Terrified of Amnesia
Simu-audioblog
I’m finding myself running desperately after memories these days. It’s not unlike trying to remember the distinct details, curves, and graces on the face of someone in a passing train.
Not that my life is so important, or the people in them so extraordinary. But the fact remains that they are so very very important to me.
Today I lost my equilibrium because I couldn’t remember what my mother’s hair smelled like. After a few moments of panic, clawing through the wreckage that is my brain, tossing memories around as if they were sheaves of paper or mountains of October maple leaves, I finally calmed myself after retrieving a ridiculously simple sensory memory. She was always fond of Suave’s Strawberry shampoo.

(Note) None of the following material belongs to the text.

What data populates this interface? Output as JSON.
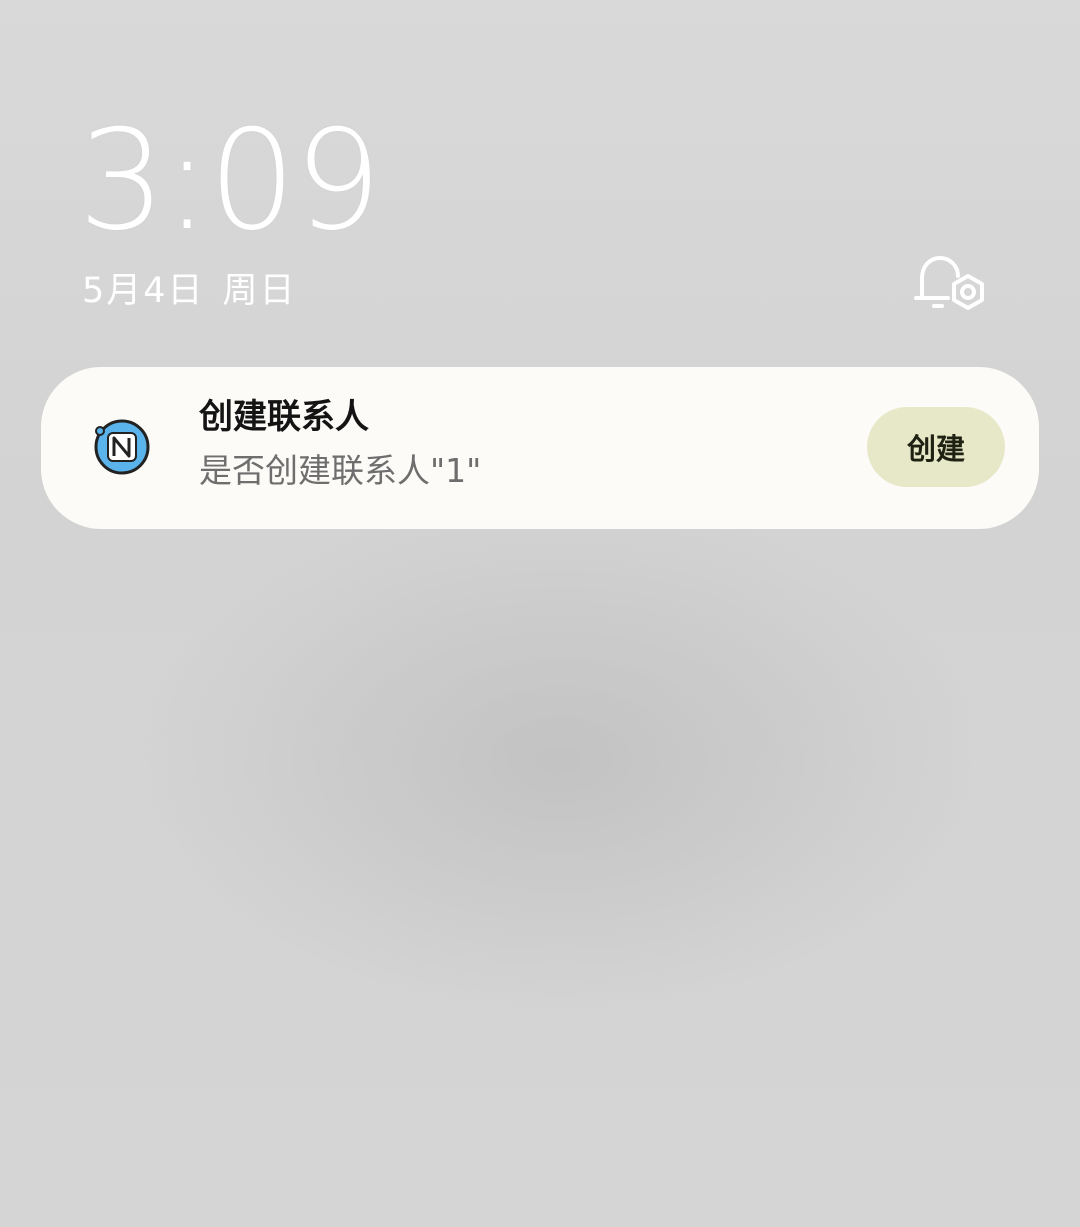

I forget how long it had been since I’d gone for a walk with my father. I forget the street names in my neighborhood. I forget the names and faces from high school. I forgot that I had once learned how to knit. Or that I had taken modeling classes at some point. Or that I would cry during dodgeball. I forget birthdays. I sometimes forget appointments. I forget where I’ve placed things. I forget to breathe sometimes.

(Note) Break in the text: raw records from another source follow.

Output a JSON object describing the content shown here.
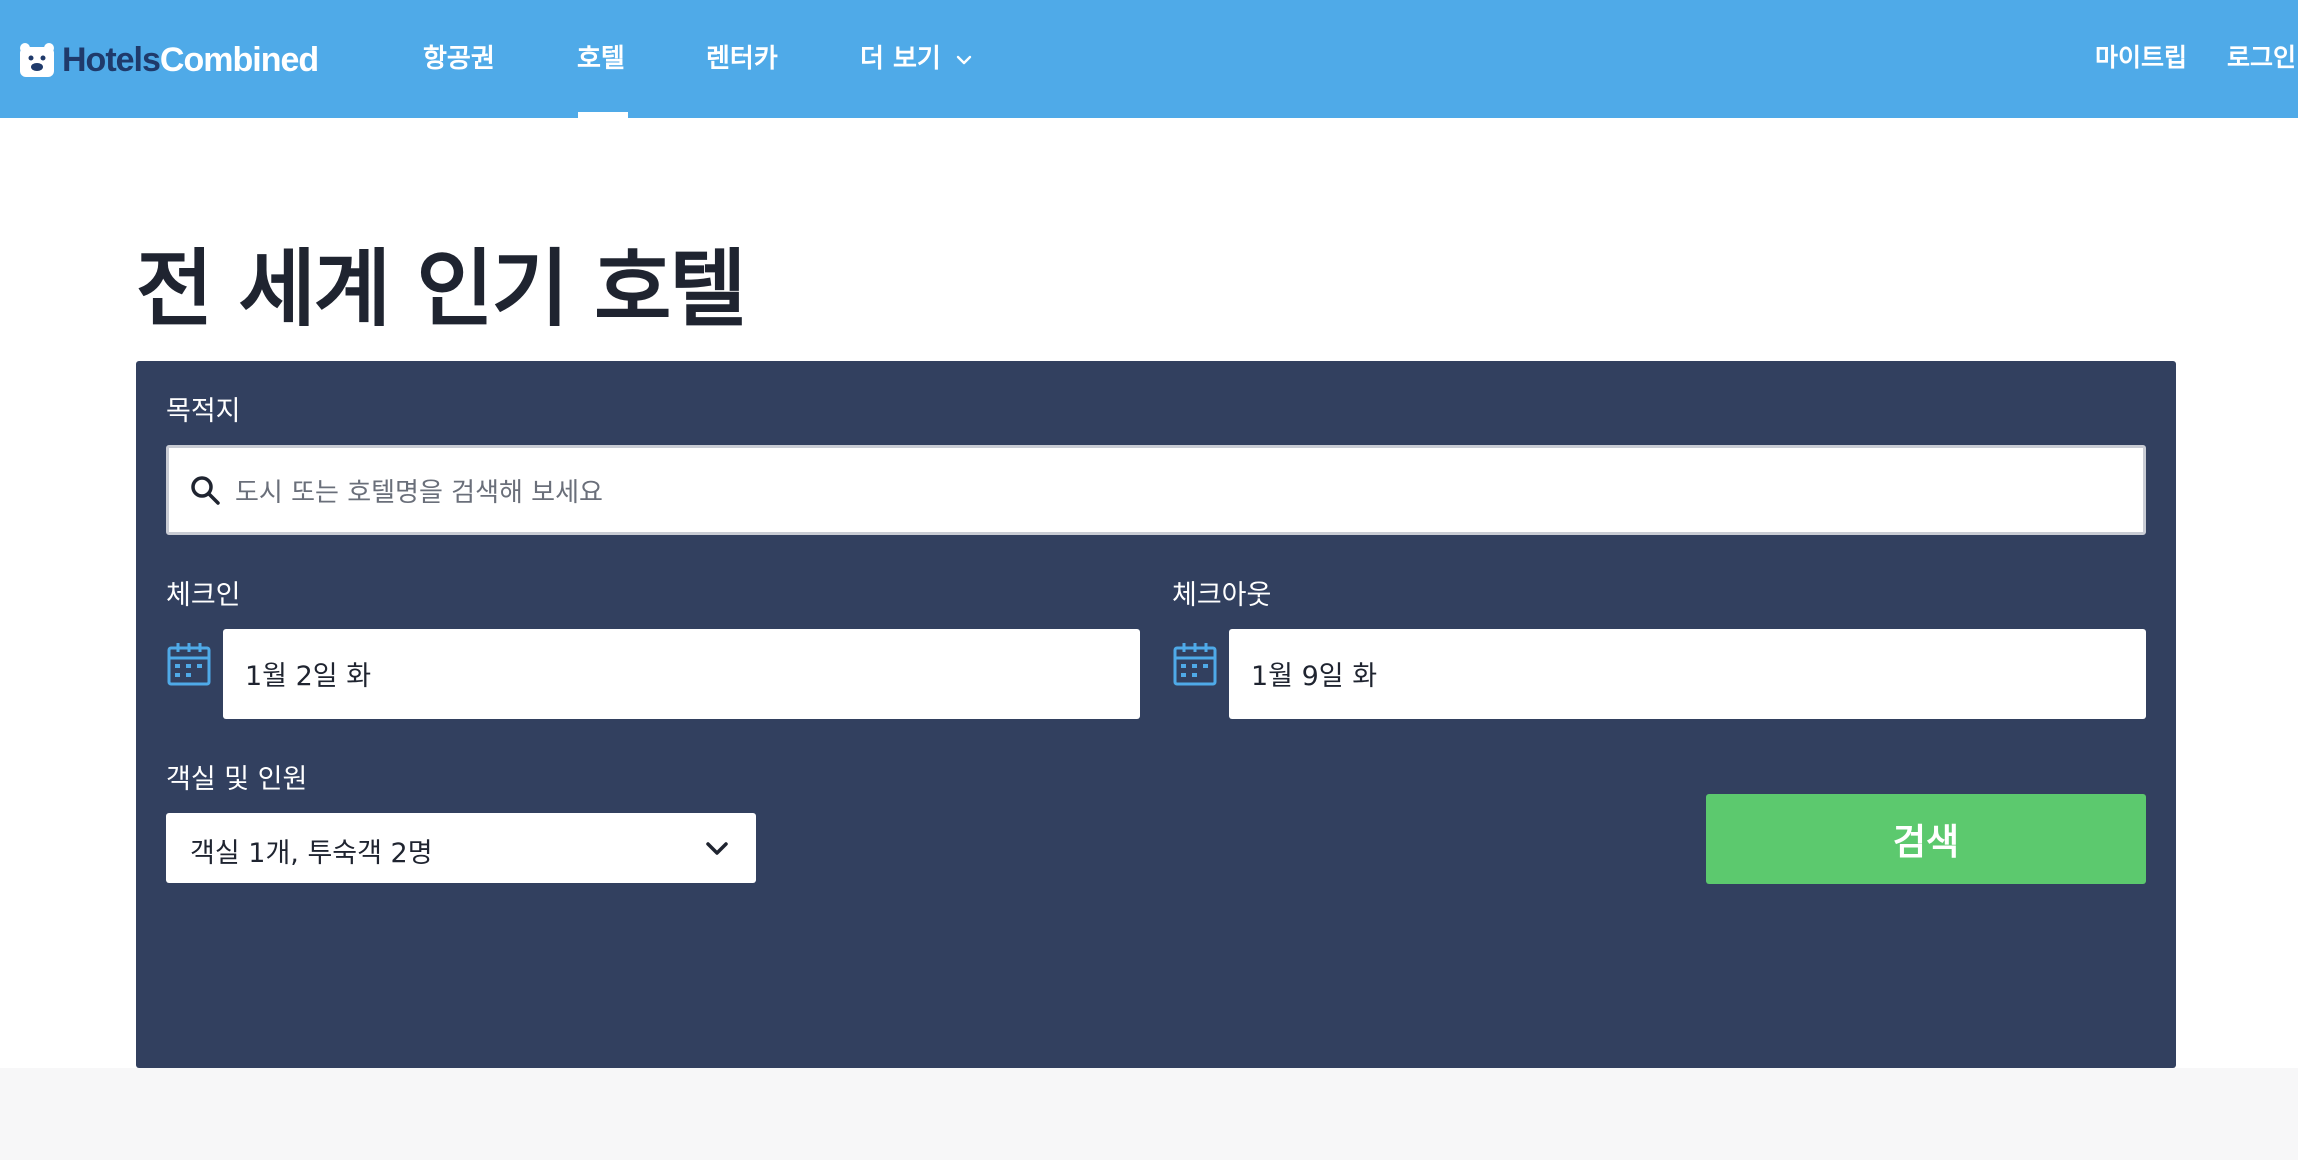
{
  "header": {
    "logo_text_a": "Hotels",
    "logo_text_b": "Combined",
    "nav": [
      {
        "label": "항공권"
      },
      {
        "label": "호텔"
      },
      {
        "label": "렌터카"
      },
      {
        "label": "더 보기"
      }
    ],
    "right": [
      {
        "label": "마이트립"
      },
      {
        "label": "로그인"
      }
    ]
  },
  "main": {
    "title": "전 세계 인기 호텔",
    "destination": {
      "label": "목적지",
      "placeholder": "도시 또는 호텔명을 검색해 보세요"
    },
    "checkin": {
      "label": "체크인",
      "value": "1월 2일 화"
    },
    "checkout": {
      "label": "체크아웃",
      "value": "1월 9일 화"
    },
    "rooms": {
      "label": "객실 및 인원",
      "value": "객실 1개, 투숙객 2명"
    },
    "search_button": "검색"
  },
  "colors": {
    "header_bg": "#4faae8",
    "panel_bg": "#32405f",
    "search_button_bg": "#5cc96e"
  }
}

My journals, started somewhere in 1979 or so, were to record memories…but now with a public journal I’m terrified about the things that I want desperately to remember in all their terrible, glorious and intimate details. Unfortunately, for one reason or another I can’t publish them. I can’t create a personal artifact for future self archeological diggings. I could pose them here as fiction, or hearsay, or something that happened to the proverbial friend, but even then, it would be false in the re-reading and recall of that particular memory, failing to be properly seated in the first person.
I did this.
I felt this.
I wanted this.
And this, this made me weep in a way that made my shoulders shake. This made me want to run and hide in my bedroom closet beneath a stack of thick blankets while I covered my ears…just like I did when my parents used to fight when I was a child.

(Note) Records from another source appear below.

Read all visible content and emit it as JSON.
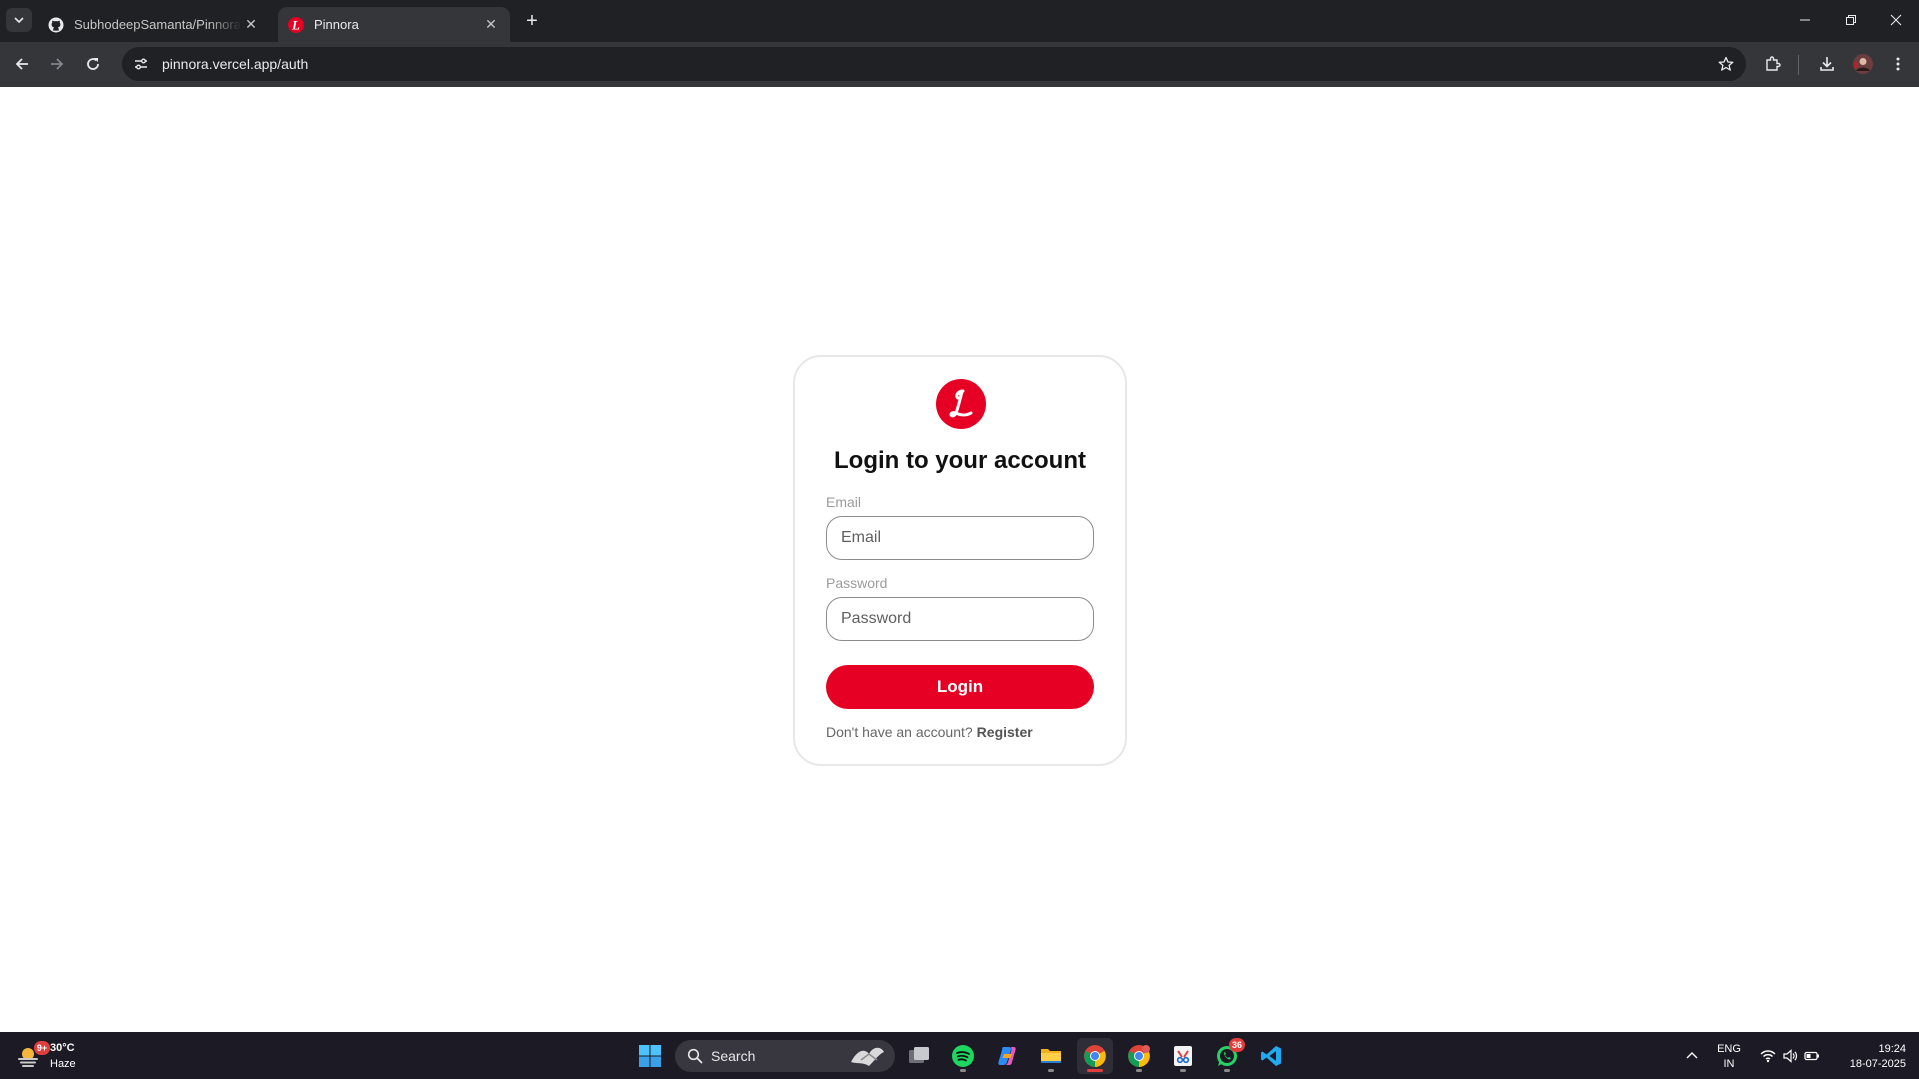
{
  "browser": {
    "tabs": [
      {
        "title": "SubhodeepSamanta/Pinnora: P",
        "icon": "github-icon",
        "active": false
      },
      {
        "title": "Pinnora",
        "icon": "pinnora-logo-icon",
        "active": true
      }
    ],
    "url": "pinnora.vercel.app/auth"
  },
  "auth": {
    "heading": "Login to your account",
    "email_label": "Email",
    "email_placeholder": "Email",
    "email_value": "",
    "password_label": "Password",
    "password_placeholder": "Password",
    "password_value": "",
    "login_label": "Login",
    "register_prompt": "Don't have an account?",
    "register_link": "Register"
  },
  "taskbar": {
    "weather_temp": "30°C",
    "weather_condition": "Haze",
    "weather_badge": "9+",
    "search_label": "Search",
    "apps": [
      "windows-start-icon",
      "task-view-icon",
      "spotify-icon",
      "copilot-icon",
      "file-explorer-icon",
      "chrome-icon",
      "chrome-profile-icon",
      "snipping-tool-icon",
      "whatsapp-icon",
      "vscode-icon"
    ],
    "whatsapp_badge": "36",
    "lang_line1": "ENG",
    "lang_line2": "IN",
    "time": "19:24",
    "date": "18-07-2025"
  },
  "colors": {
    "brand": "#e60023",
    "chrome_dark": "#202124",
    "chrome_toolbar": "#35363a",
    "taskbar": "#1c1a24"
  }
}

I had a dream last night of suffocating. It’d been about 4 years since I had that dream. Of the weight of my blanket, over my chest becoming heavier, thicker, and with a distinct mass of a body on top of me that started to crush my chest and sank my body into the mattress as it slowly became darker and darker and darker.
I called in sick to work today. A pounding headache that demanded rest, comfort, and staring out the window as the sun light slowly blessed the trees outside.Still in bed at 11, with my head turned towards an outside world that makes me feel ever so small, I was only wishing that those sweet memories, I could file again neatly in my head. Others, I wished I could burn.